To find your Kegel muscles, stop the flow of urine midstream. These are the muscles you want to flex. Do Kegels anywhere, anytime you feel comfortable. A daily routine is recommended: start by contracting the muscles for a count of three, five to ten times. Then do a series of rapid squeezes in sets of fifteen. As time goes by, you can increase your reps, and experiment with holding your contractions for longer periods of time.

Coming Too Soon

Early ejaculation is often considered the curse of young men, or men who are new to having sexual experiences. It’s frustrating when it happens, even more so when you are no longer young or new to sex. In truth, it’s a common thing that happens to most men, and it happens to all men at some point in their lifetime.

If you’re young or new to sex, then you can rest assured that control will soon be yours with a little time and experience. If early ejaculation stems from hypersensitivity, you can use a condom or even two, and experiment with frequent masturbation to decrease your penis’s sensitivity. But if you just plain keep coming before you’re ready, and you’ve checked in with your partner and they have expressed the desire for you to last longer, you have a couple of options.

Try using the squeeze technique. This is done by placing a hand at the tip of your penis so that the thumb is on the underside, pressing on the frenulum (brush up on your anatomy in chapter 2, “The Anatomy of a Man’s Pleasure”), with the fingertips placed on either side of the coronal ridge. When you feel yourself getting close to orgasm, squeeze for three or four seconds, then release. This will make your erection subside a little, and you should wait about thirty seconds before continuing with sexual stimulation. The squeeze technique can be used three or four times during your encounter, and as a delicious side effect, it will make your orgasm very powerful. Some men prefer squeezing at the base of their penis, or instead of squeezing, pulling their balls down—experiment on your own during masturbation to see what works best. Then try it with your partner; some men enjoy having their partner do the squeezing.
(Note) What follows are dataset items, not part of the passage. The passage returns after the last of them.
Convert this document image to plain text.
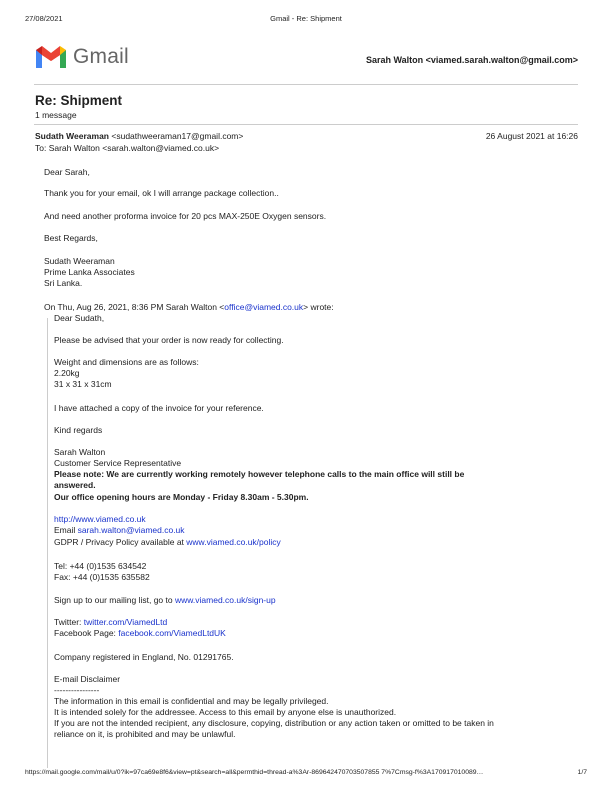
27/08/2021	Gmail - Re: Shipment
Gmail	Sarah Walton <viamed.sarah.walton@gmail.com>
Re: Shipment
1 message
Sudath Weeraman <sudathweeraman17@gmail.com>	26 August 2021 at 16:26
To: Sarah Walton <sarah.walton@viamed.co.uk>
Dear Sarah,
Thank you for your email, ok I will arrange package collection..
And need another proforma invoice for 20 pcs MAX-250E Oxygen sensors.
Best Regards,
Sudath Weeraman
Prime Lanka Associates
Sri Lanka.
On Thu, Aug 26, 2021, 8:36 PM Sarah Walton <office@viamed.co.uk> wrote:
Dear Sudath,
Please be advised that your order is now ready for collecting.
Weight and dimensions are as follows:
2.20kg
31 x 31 x 31cm
I have attached a copy of the invoice for your reference.
Kind regards
Sarah Walton
Customer Service Representative
Please note: We are currently working remotely however telephone calls to the main office will still be
answered.
Our office opening hours are Monday - Friday 8.30am - 5.30pm.
http://www.viamed.co.uk
Email sarah.walton@viamed.co.uk
GDPR / Privacy Policy available at www.viamed.co.uk/policy
Tel: +44 (0)1535 634542
Fax: +44 (0)1535 635582
Sign up to our mailing list, go to www.viamed.co.uk/sign-up
Twitter: twitter.com/ViamedLtd
Facebook Page: facebook.com/ViamedLtdUK
Company registered in England, No. 01291765.
E-mail Disclaimer
----------------
The information in this email is confidential and may be legally privileged.
It is intended solely for the addressee. Access to this email by anyone else is unauthorized.
If you are not the intended recipient, any disclosure, copying, distribution or any action taken or omitted to be taken in
reliance on it, is prohibited and may be unlawful.
https://mail.google.com/mail/u/0?ik=97ca69e8f6&view=pt&search=all&permthid=thread-a%3Ar-869642470703507855 7%7Cmsg-f%3A170917010089…	1/7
An alternative solution is the stop-start technique. At the same point that you would employ the squeeze technique, stop the stimulation altogether until the feeling of impending orgasm subsides. Practice this once a day, and see how long you can make the waiting period last. The more you practice, the more control you’ll have over your orgasms.
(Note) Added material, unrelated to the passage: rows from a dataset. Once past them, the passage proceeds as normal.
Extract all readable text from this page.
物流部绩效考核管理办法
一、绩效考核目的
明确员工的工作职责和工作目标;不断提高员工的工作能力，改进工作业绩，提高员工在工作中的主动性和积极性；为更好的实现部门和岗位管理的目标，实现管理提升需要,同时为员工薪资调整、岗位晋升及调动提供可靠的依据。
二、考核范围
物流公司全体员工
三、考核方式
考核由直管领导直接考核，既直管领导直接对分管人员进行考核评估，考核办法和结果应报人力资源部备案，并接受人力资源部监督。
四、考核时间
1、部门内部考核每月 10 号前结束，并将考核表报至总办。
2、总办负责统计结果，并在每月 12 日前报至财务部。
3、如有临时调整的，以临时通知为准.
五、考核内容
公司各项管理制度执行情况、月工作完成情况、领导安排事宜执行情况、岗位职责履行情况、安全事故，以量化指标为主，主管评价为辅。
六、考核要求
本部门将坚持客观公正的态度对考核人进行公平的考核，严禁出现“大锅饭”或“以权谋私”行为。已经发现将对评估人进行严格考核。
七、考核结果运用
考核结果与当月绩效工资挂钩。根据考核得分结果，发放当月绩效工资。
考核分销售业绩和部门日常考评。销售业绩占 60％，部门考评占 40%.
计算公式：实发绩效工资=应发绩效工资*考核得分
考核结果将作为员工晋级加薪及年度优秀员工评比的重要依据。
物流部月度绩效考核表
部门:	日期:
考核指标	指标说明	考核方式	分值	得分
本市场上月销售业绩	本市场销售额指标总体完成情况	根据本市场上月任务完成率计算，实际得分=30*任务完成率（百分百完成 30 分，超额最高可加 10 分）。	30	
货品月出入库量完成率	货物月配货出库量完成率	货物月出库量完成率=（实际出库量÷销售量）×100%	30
I was very close to coming, but every time I was just about to explode, she would momentarily stop her oral actions and squeeze me firmly at the base with her fingers. Over the next few minutes she performed this maneuver three more times, and I was going crazy, on the verge of coming but not. It felt sooo good.

Masturbation and Fantasy

You might have noticed that I’m enthusiastic about masturbation. Masturbation is the cornerstone of our sexuality—it’s where we build our fantasies and learn how we like to be touched. Masturbation is a source of release on many levels. Unfortunately, our culture has a restrictive view of it and tends to shroud masturbation in a cloak of shame or failure—but that is changing with the times. Still, some guys might see jacking off as a negative thing: a self-defeating substitute for partnered sex, a secret shame, an admission of guilt. These ideas are damaging, and if you are coping with these feelings when you want to masturbate, consider what effect these self-deprecating thoughts may have on your emotions, and your emotional future.